Video From LIVE FEEDBACK FRIDAY: Book Making + Natural Dyes With Brece Honeycutt

This week, we’ve got video from our live FEEDBACK FRIDAY featuring book making with natural dye and textile artist Brece Honeycutt.

Watch the video here:

Brece taught us how to do “Improv Book Making” with supplies found in our kitchen and desk drawers. She also took us on a virtual trek to think about journals as a way to document our natural color journeys, writings and drawings during these times.

From Emerson to Thoreau, Emily Dickinson to Mary Oliver and Patti Smith, the common thread for their creativity? A notebook.

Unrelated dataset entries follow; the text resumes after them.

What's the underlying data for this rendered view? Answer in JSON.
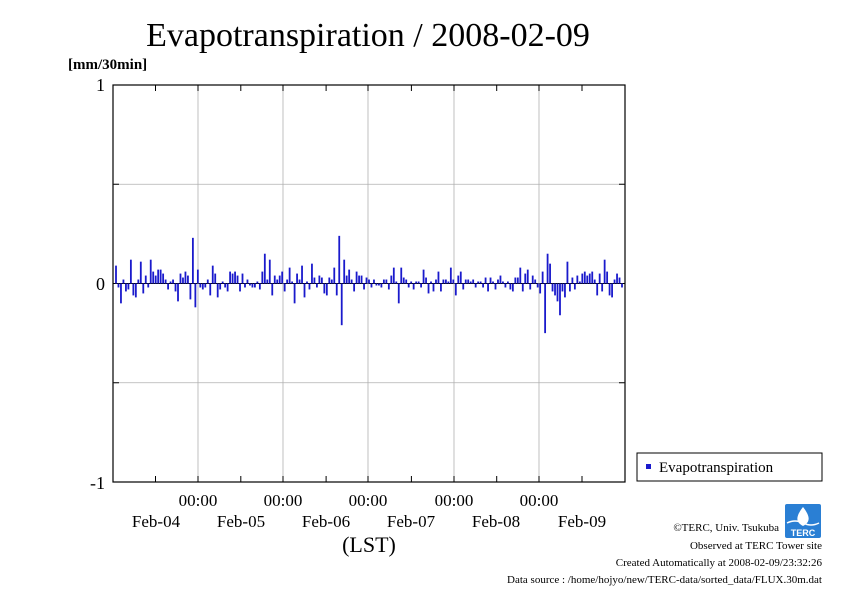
{
  "chart_data": {
    "type": "bar",
    "title": "Evapotranspiration / 2008-02-09",
    "ylabel": "[mm/30min]",
    "xlabel": "(LST)",
    "ylim": [
      -1,
      1
    ],
    "yticks": [
      "1",
      "0",
      "-1"
    ],
    "xtick_times": [
      "00:00",
      "00:00",
      "00:00",
      "00:00",
      "00:00"
    ],
    "xtick_dates": [
      "Feb-04",
      "Feb-05",
      "Feb-06",
      "Feb-07",
      "Feb-08",
      "Feb-09"
    ],
    "grid": true,
    "legend_position": "right",
    "series": [
      {
        "name": "Evapotranspiration",
        "color": "#1a1acc",
        "values": [
          0.09,
          -0.02,
          -0.1,
          0.02,
          -0.04,
          -0.03,
          0.12,
          -0.06,
          -0.07,
          0.02,
          0.11,
          -0.05,
          0.04,
          -0.02,
          0.12,
          0.06,
          0.04,
          0.07,
          0.07,
          0.05,
          0.02,
          -0.03,
          0.01,
          0.02,
          -0.04,
          -0.09,
          0.05,
          0.03,
          0.06,
          0.04,
          -0.08,
          0.23,
          -0.12,
          0.07,
          -0.02,
          -0.03,
          -0.02,
          0.02,
          -0.06,
          0.09,
          0.05,
          -0.07,
          -0.03,
          0.01,
          -0.02,
          -0.04,
          0.06,
          0.05,
          0.06,
          0.04,
          -0.04,
          0.05,
          -0.02,
          0.02,
          -0.01,
          -0.02,
          -0.02,
          0.01,
          -0.03,
          0.06,
          0.15,
          0.02,
          0.12,
          -0.06,
          0.04,
          0.02,
          0.04,
          0.06,
          -0.04,
          0.02,
          0.08,
          0.01,
          -0.1,
          0.05,
          0.02,
          0.09,
          -0.07,
          0.01,
          -0.03,
          0.1,
          0.03,
          -0.02,
          0.04,
          0.03,
          -0.05,
          -0.06,
          0.03,
          0.02,
          0.08,
          -0.06,
          0.24,
          -0.21,
          0.12,
          0.04,
          0.07,
          0.02,
          -0.04,
          0.06,
          0.04,
          0.04,
          -0.03,
          0.03,
          0.02,
          -0.02,
          0.02,
          -0.01,
          -0.01,
          -0.02,
          0.02,
          0.02,
          -0.03,
          0.04,
          0.08,
          0.01,
          -0.1,
          0.08,
          0.03,
          0.02,
          -0.02,
          0.01,
          -0.03,
          0.01,
          0.01,
          -0.02,
          0.07,
          0.03,
          -0.05,
          0.01,
          -0.04,
          0.02,
          0.06,
          -0.04,
          0.02,
          0.02,
          0.01,
          0.08,
          0.02,
          -0.06,
          0.04,
          0.06,
          -0.03,
          0.02,
          0.02,
          0.01,
          0.02,
          -0.02,
          0.01,
          0.01,
          -0.02,
          0.03,
          -0.04,
          0.03,
          0.01,
          -0.03,
          0.02,
          0.04,
          0.01,
          -0.02,
          0.01,
          -0.03,
          -0.04,
          0.03,
          0.03,
          0.08,
          -0.04,
          0.05,
          0.07,
          -0.03,
          0.04,
          0.02,
          -0.02,
          -0.05,
          0.06,
          -0.25,
          0.15,
          0.1,
          -0.04,
          -0.06,
          -0.09,
          -0.16,
          -0.04,
          -0.07,
          0.11,
          -0.04,
          0.03,
          -0.03,
          0.04,
          0.01,
          0.05,
          0.06,
          0.04,
          0.05,
          0.06,
          0.02,
          -0.06,
          0.05,
          -0.04,
          0.12,
          0.06,
          -0.06,
          -0.07,
          0.02,
          0.05,
          0.03,
          -0.02
        ]
      }
    ]
  },
  "legend": {
    "label": "Evapotranspiration"
  },
  "footer": {
    "copyright": "©TERC, Univ. Tsukuba",
    "observed": "Observed at TERC Tower site",
    "created": "Created Automatically at 2008-02-09/23:32:26",
    "source": "Data source : /home/hojyo/new/TERC-data/sorted_data/FLUX.30m.dat"
  },
  "logo": {
    "text": "TERC"
  }
}
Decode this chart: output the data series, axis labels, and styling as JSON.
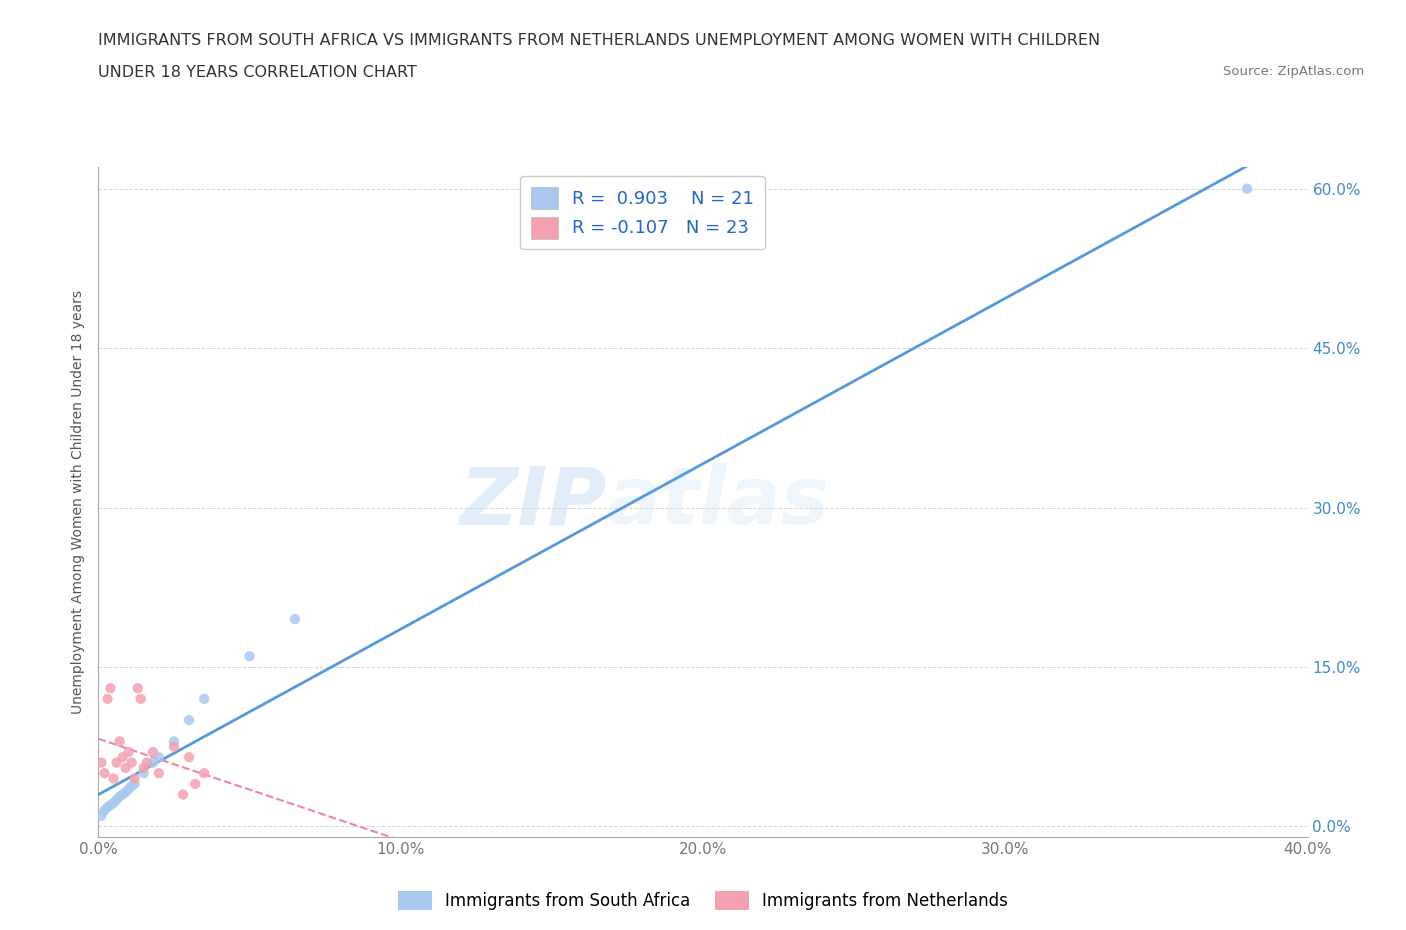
{
  "title_line1": "IMMIGRANTS FROM SOUTH AFRICA VS IMMIGRANTS FROM NETHERLANDS UNEMPLOYMENT AMONG WOMEN WITH CHILDREN",
  "title_line2": "UNDER 18 YEARS CORRELATION CHART",
  "source": "Source: ZipAtlas.com",
  "ylabel": "Unemployment Among Women with Children Under 18 years",
  "xlim": [
    0.0,
    0.4
  ],
  "ylim": [
    -0.01,
    0.62
  ],
  "xticks": [
    0.0,
    0.1,
    0.2,
    0.3,
    0.4
  ],
  "yticks": [
    0.0,
    0.15,
    0.3,
    0.45,
    0.6
  ],
  "xtick_labels": [
    "0.0%",
    "10.0%",
    "20.0%",
    "30.0%",
    "40.0%"
  ],
  "ytick_labels": [
    "0.0%",
    "15.0%",
    "30.0%",
    "45.0%",
    "60.0%"
  ],
  "color_sa": "#a8c8f0",
  "color_nl": "#f4a0b0",
  "color_trend_sa": "#5599dd",
  "color_trend_nl": "#ee8899",
  "R_sa": 0.903,
  "N_sa": 21,
  "R_nl": -0.107,
  "N_nl": 23,
  "watermark_zip": "ZIP",
  "watermark_atlas": "atlas",
  "legend_label_sa": "Immigrants from South Africa",
  "legend_label_nl": "Immigrants from Netherlands",
  "sa_x": [
    0.001,
    0.002,
    0.003,
    0.004,
    0.005,
    0.006,
    0.007,
    0.008,
    0.009,
    0.01,
    0.011,
    0.012,
    0.015,
    0.018,
    0.02,
    0.025,
    0.03,
    0.035,
    0.05,
    0.065,
    0.38
  ],
  "sa_y": [
    0.01,
    0.015,
    0.018,
    0.02,
    0.022,
    0.025,
    0.028,
    0.03,
    0.032,
    0.035,
    0.038,
    0.04,
    0.05,
    0.06,
    0.065,
    0.08,
    0.1,
    0.12,
    0.16,
    0.195,
    0.6
  ],
  "nl_x": [
    0.001,
    0.002,
    0.003,
    0.004,
    0.005,
    0.006,
    0.007,
    0.008,
    0.009,
    0.01,
    0.011,
    0.012,
    0.013,
    0.014,
    0.015,
    0.016,
    0.018,
    0.02,
    0.025,
    0.028,
    0.03,
    0.032,
    0.035
  ],
  "nl_y": [
    0.06,
    0.05,
    0.12,
    0.13,
    0.045,
    0.06,
    0.08,
    0.065,
    0.055,
    0.07,
    0.06,
    0.045,
    0.13,
    0.12,
    0.055,
    0.06,
    0.07,
    0.05,
    0.075,
    0.03,
    0.065,
    0.04,
    0.05
  ]
}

If you are not familiar with FEEDBACK FRIDAY, every week, we are emailed with questions from our natural dye community. Weekly, all of  your questions are answered by Kathy Hattori, Founder of Botanical Colors. Both Kathy and Amy DuFault, Botanical Colors’ Sustainability and Social Media Director will be on hand to moderate and answer questions.

REGISTER FOR NEXT WEEK
Register in advance for next week’s FEEDBACK FRIDAY with Sasha Duerr here.
After registering, you will receive a confirmation email containing information about joining the meeting.

ABOUT SASHA

Sasha Duerr is an artist and designer who works with plant-based palettes, natural dyes and place-based recipes. She is an Adjunct Professor at the California College of the Arts with a joint appointment in textiles and fine arts where she designs curriculum and teaches courses in the intersection of natural color, slow food, slow fashion and social practice . Her work has been shown in galleries and museums across the United States and abroad.

In 2007, Sasha founded Permacouture Institute to encourage the exploration of regenerative design practices for fashion and textiles. Her extensive work with plant-based palettes and ecological principles through local land-based sources and community has been featured in the New York Times, American Craft Magazine, Selvedge, and the Huffington Post. She is also the author of The Handbook of Natural Plant Dyes. She lives with her husband and children on their urban farm in Oakland, CA.